Course progress

[TTAG]: Topics in Transcendental Algebraic Geometry, P. Griffiths.
[MSAG]: Mirror Symmetry and Algebraic Geometry, Cox-Katz.
[PMPD]: Period Mappings and Period Domains, Carlson-Muller-Stach-Peters.

This is a not very detailed record on what happened in each course meeting. There should be course recordings in 北大教学网.

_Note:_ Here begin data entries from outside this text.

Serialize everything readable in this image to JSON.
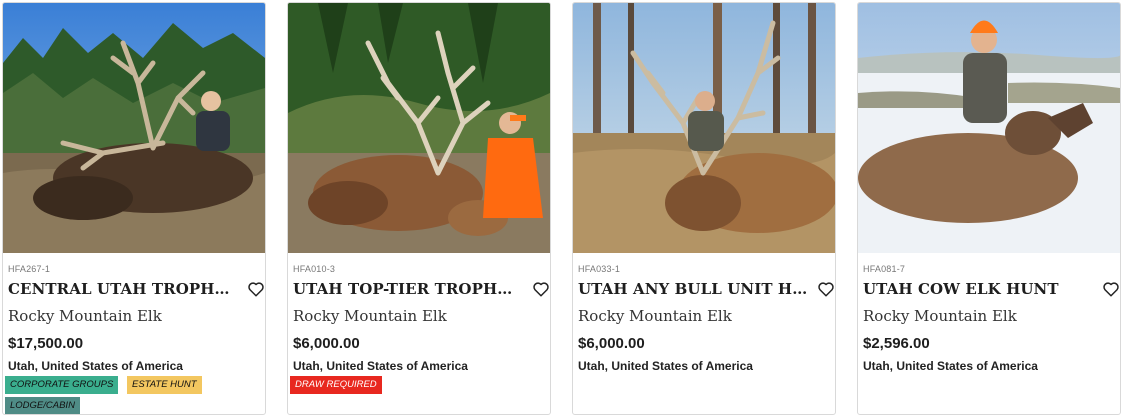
{
  "listings": [
    {
      "sku": "HFA267-1",
      "title": "CENTRAL UTAH TROPHY ELK HUNT",
      "species": "Rocky Mountain Elk",
      "price": "$17,500.00",
      "location": "Utah, United States of America",
      "favorite_icon": "heart-outline-icon",
      "photo_description": "hunter-with-trophy-bull-elk",
      "tags": [
        {
          "label": "CORPORATE GROUPS",
          "color": "#3aae8e"
        },
        {
          "label": "ESTATE HUNT",
          "color": "#f3c760"
        },
        {
          "label": "LODGE/CABIN",
          "color": "#4f8c86"
        }
      ]
    },
    {
      "sku": "HFA010-3",
      "title": "UTAH TOP-TIER TROPHY ELK HUNT",
      "species": "Rocky Mountain Elk",
      "price": "$6,000.00",
      "location": "Utah, United States of America",
      "favorite_icon": "heart-outline-icon",
      "photo_description": "hunter-in-orange-with-trophy-bull-elk",
      "tags": [
        {
          "label": "DRAW REQUIRED",
          "color": "#e8281f"
        }
      ]
    },
    {
      "sku": "HFA033-1",
      "title": "UTAH ANY BULL UNIT HORSEBACK ELK HUNT",
      "species": "Rocky Mountain Elk",
      "price": "$6,000.00",
      "location": "Utah, United States of America",
      "favorite_icon": "heart-outline-icon",
      "photo_description": "hunter-in-forest-with-bull-elk",
      "tags": []
    },
    {
      "sku": "HFA081-7",
      "title": "UTAH COW ELK HUNT",
      "species": "Rocky Mountain Elk",
      "price": "$2,596.00",
      "location": "Utah, United States of America",
      "favorite_icon": "heart-outline-icon",
      "photo_description": "hunter-in-orange-beanie-with-cow-elk-in-snow",
      "tags": []
    }
  ]
}
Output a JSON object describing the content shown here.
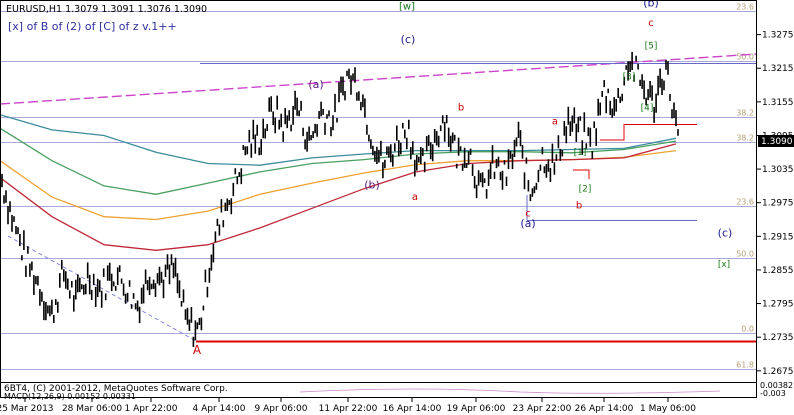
{
  "colors": {
    "background": "#ffffff",
    "price": "#000000",
    "frame": "#000000",
    "fib_line": "#8c8ccc",
    "fib_label": "#b4a078",
    "channel": "#cc44cc",
    "support_red": "#dd0000",
    "ma_teal": "#3c8c9c",
    "ma_green": "#48a060",
    "ma_orange": "#f0a030",
    "ma_red": "#c02838",
    "wave_blue": "#202090",
    "wave_green": "#1a7a1a",
    "wave_red": "#cc0000",
    "wave_purple": "#602080",
    "price_tag_bg": "#000000",
    "price_tag_text": "#ffffff"
  },
  "chart_data": {
    "type": "candlestick",
    "symbol_line": "EURUSD,H1  1.3079 1.3091 1.3076 1.3090",
    "subtitle": "[x] of B of (2) of [C] of z v.1++",
    "current_price": "1.3090",
    "y_ticks": [
      "1.3275",
      "1.3215",
      "1.3155",
      "1.3095",
      "1.3035",
      "1.2975",
      "1.2915",
      "1.2855",
      "1.2795",
      "1.2735",
      "1.2675"
    ],
    "ylim": [
      1.2655,
      1.3335
    ],
    "x_ticks": [
      "25 Mar 2013",
      "28 Mar 06:00",
      "1 Apr 22:00",
      "4 Apr 14:00",
      "9 Apr 06:00",
      "11 Apr 22:00",
      "16 Apr 14:00",
      "19 Apr 06:00",
      "23 Apr 22:00",
      "26 Apr 14:00",
      "1 May 06:00"
    ],
    "path_y": [
      1.3015,
      1.2935,
      1.287,
      1.283,
      1.277,
      1.285,
      1.28,
      1.2845,
      1.282,
      1.285,
      1.283,
      1.279,
      1.285,
      1.284,
      1.2855,
      1.276,
      1.2745,
      1.288,
      1.296,
      1.301,
      1.308,
      1.309,
      1.314,
      1.311,
      1.315,
      1.308,
      1.314,
      1.312,
      1.32,
      1.319,
      1.31,
      1.304,
      1.308,
      1.311,
      1.303,
      1.308,
      1.313,
      1.306,
      1.307,
      1.299,
      1.304,
      1.302,
      1.309,
      1.299,
      1.306,
      1.304,
      1.312,
      1.31,
      1.308,
      1.3175,
      1.3145,
      1.323,
      1.319,
      1.315,
      1.322,
      1.309
    ],
    "moving_averages": [
      {
        "color_key": "ma_teal",
        "y": [
          1.3132,
          1.3105,
          1.3095,
          1.3065,
          1.3045,
          1.3042,
          1.3055,
          1.3062,
          1.3068,
          1.3068,
          1.3068,
          1.307,
          1.3072,
          1.309
        ]
      },
      {
        "color_key": "ma_green",
        "y": [
          1.3108,
          1.305,
          1.3005,
          1.299,
          1.301,
          1.303,
          1.3045,
          1.3052,
          1.3062,
          1.3066,
          1.3066,
          1.3064,
          1.307,
          1.3085
        ]
      },
      {
        "color_key": "ma_orange",
        "y": [
          1.305,
          1.2985,
          1.295,
          1.2945,
          1.296,
          1.299,
          1.301,
          1.3028,
          1.3043,
          1.305,
          1.305,
          1.3052,
          1.3056,
          1.3068
        ]
      },
      {
        "color_key": "ma_red",
        "y": [
          1.302,
          1.295,
          1.29,
          1.289,
          1.29,
          1.293,
          1.2965,
          1.3,
          1.303,
          1.3045,
          1.305,
          1.3052,
          1.3055,
          1.308
        ]
      }
    ],
    "fib_levels": [
      {
        "y": 1.3318,
        "label": "23.6"
      },
      {
        "y": 1.3228,
        "label": "50.0"
      },
      {
        "y": 1.3128,
        "label": "38.2"
      },
      {
        "y": 1.3083,
        "label": "38.2"
      },
      {
        "y": 1.297,
        "label": "23.6"
      },
      {
        "y": 1.2877,
        "label": "50.0"
      },
      {
        "y": 1.2742,
        "label": "0.0"
      },
      {
        "y": 1.2678,
        "label": "61.8"
      }
    ],
    "wave_labels": [
      {
        "text": "(b)",
        "color_key": "wave_blue",
        "y": 1.3325
      },
      {
        "text": "[w]",
        "color_key": "wave_green",
        "y": 1.332
      },
      {
        "text": "c",
        "color_key": "wave_red",
        "y": 1.329
      },
      {
        "text": "(c)",
        "color_key": "wave_blue",
        "y": 1.326
      },
      {
        "text": "[5]",
        "color_key": "wave_green",
        "y": 1.325
      },
      {
        "text": "[3]",
        "color_key": "wave_green",
        "y": 1.3195
      },
      {
        "text": "(a)",
        "color_key": "wave_purple",
        "y": 1.318
      },
      {
        "text": "[4]",
        "color_key": "wave_green",
        "y": 1.314
      },
      {
        "text": "b",
        "color_key": "wave_red",
        "y": 1.314
      },
      {
        "text": "a",
        "color_key": "wave_red",
        "y": 1.3115
      },
      {
        "text": "[1]",
        "color_key": "wave_green",
        "y": 1.306
      },
      {
        "text": "(b)",
        "color_key": "wave_purple",
        "y": 1.3
      },
      {
        "text": "[2]",
        "color_key": "wave_green",
        "y": 1.2995
      },
      {
        "text": "a",
        "color_key": "wave_red",
        "y": 1.298
      },
      {
        "text": "b",
        "color_key": "wave_red",
        "y": 1.2965
      },
      {
        "text": "c",
        "color_key": "wave_red",
        "y": 1.295
      },
      {
        "text": "(a)",
        "color_key": "wave_blue",
        "y": 1.2932
      },
      {
        "text": "(c)",
        "color_key": "wave_blue",
        "y": 1.2915
      },
      {
        "text": "[x]",
        "color_key": "wave_green",
        "y": 1.286
      },
      {
        "text": "A",
        "color_key": "wave_red",
        "y": 1.2705
      }
    ],
    "footer_text": "6BT4, (C) 2001-2012, MetaQuotes Software Corp.",
    "indicator_text": "MACD(12,26,9) 0.00152 0.00331",
    "indicator_ticks": [
      "0.00382",
      "-0.003"
    ]
  }
}
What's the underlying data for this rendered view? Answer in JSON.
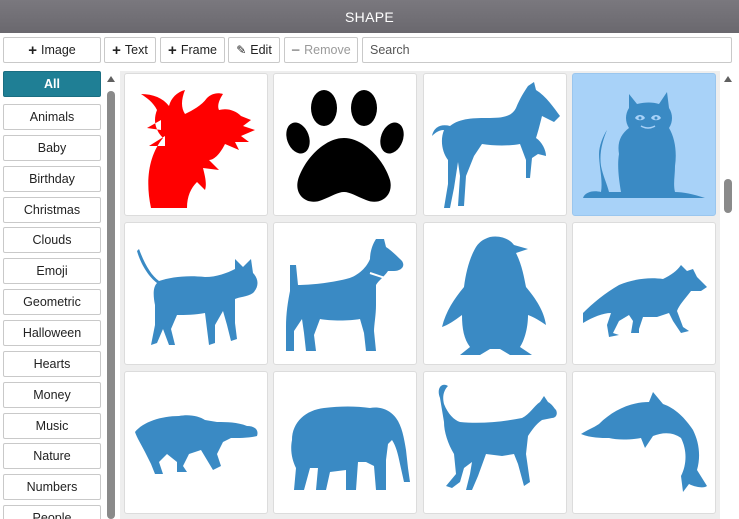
{
  "window": {
    "title": "SHAPE"
  },
  "toolbar": {
    "image": {
      "icon": "+",
      "label": "Image"
    },
    "text": {
      "icon": "+",
      "label": "Text"
    },
    "frame": {
      "icon": "+",
      "label": "Frame"
    },
    "edit": {
      "icon": "✎",
      "label": "Edit"
    },
    "remove": {
      "icon": "−",
      "label": "Remove"
    },
    "search": {
      "placeholder": "Search",
      "value": ""
    }
  },
  "sidebar": {
    "active": "All",
    "items": [
      {
        "label": "All"
      },
      {
        "label": "Animals"
      },
      {
        "label": "Baby"
      },
      {
        "label": "Birthday"
      },
      {
        "label": "Christmas"
      },
      {
        "label": "Clouds"
      },
      {
        "label": "Emoji"
      },
      {
        "label": "Geometric"
      },
      {
        "label": "Halloween"
      },
      {
        "label": "Hearts"
      },
      {
        "label": "Money"
      },
      {
        "label": "Music"
      },
      {
        "label": "Nature"
      },
      {
        "label": "Numbers"
      },
      {
        "label": "People"
      }
    ]
  },
  "grid": {
    "selected_index": 3,
    "shapes": [
      {
        "name": "dragon",
        "color": "#ff0000"
      },
      {
        "name": "paw",
        "color": "#000000"
      },
      {
        "name": "horse",
        "color": "#3a8ac4"
      },
      {
        "name": "cat-sitting",
        "color": "#3a8ac4"
      },
      {
        "name": "cat-walking",
        "color": "#3a8ac4"
      },
      {
        "name": "dog",
        "color": "#3a8ac4"
      },
      {
        "name": "penguin",
        "color": "#3a8ac4"
      },
      {
        "name": "fox",
        "color": "#3a8ac4"
      },
      {
        "name": "crocodile",
        "color": "#3a8ac4"
      },
      {
        "name": "elephant",
        "color": "#3a8ac4"
      },
      {
        "name": "greyhound",
        "color": "#3a8ac4"
      },
      {
        "name": "dolphin",
        "color": "#3a8ac4"
      }
    ]
  },
  "theme": {
    "accent": "#1f7f95",
    "selected_tile": "#a8d2f8",
    "shape_blue": "#3a8ac4"
  }
}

Mar 02: We briefly overviewed the B-model prediction of the celebrated genus mirror symmetry for the quintic [MSAG, Ch 1-2].
Mar 04: We introduced Hodge structures, polarized Hodge structures, and variation of polarized Hodge structures [TTAG, Ch I].
Mar 09: We reviewed variation of Hodge structures, and discussed an example of elliptic curves for the monodromy computation [TTAG, Ch I].
Mar 16: We continued the discussion of the Gauss-Manin connection computation of the example $y^2=x(x-1)(x-\lambda)$. Then we proceeded to the Chern connection and the curvature computation for Hodge bundles [TTAG Ch II].
Mar 18: We continued the computation on Chern connection and Gauss-Manin connection. We showed several constraints on the VHS when the base of VHS is compact (the theorem of fixed part, orthogonal decomposition w.r.t. the action, etc.). [TTAG Ch II]
Mar 23: Ahlfors lemma and the curvature, monodromy of VHS over a punctured disk [TTAG Ch II]. An example of genus 2 curves over a punctured disk; introduction to mixed Hodge structures [PMPD Ch I].
Mar 30: Mixed Hodge structures, limiting Hodge structure: definition and why we should now use the naive one. [TTAG Ch IV]
Apr 1: Review of the mixed Hodge structures. Nilpotent orbit theorem. Limiting Hodge structure over a punctured disk is a polarized mixed Hodge structure. [TTAG Ch V]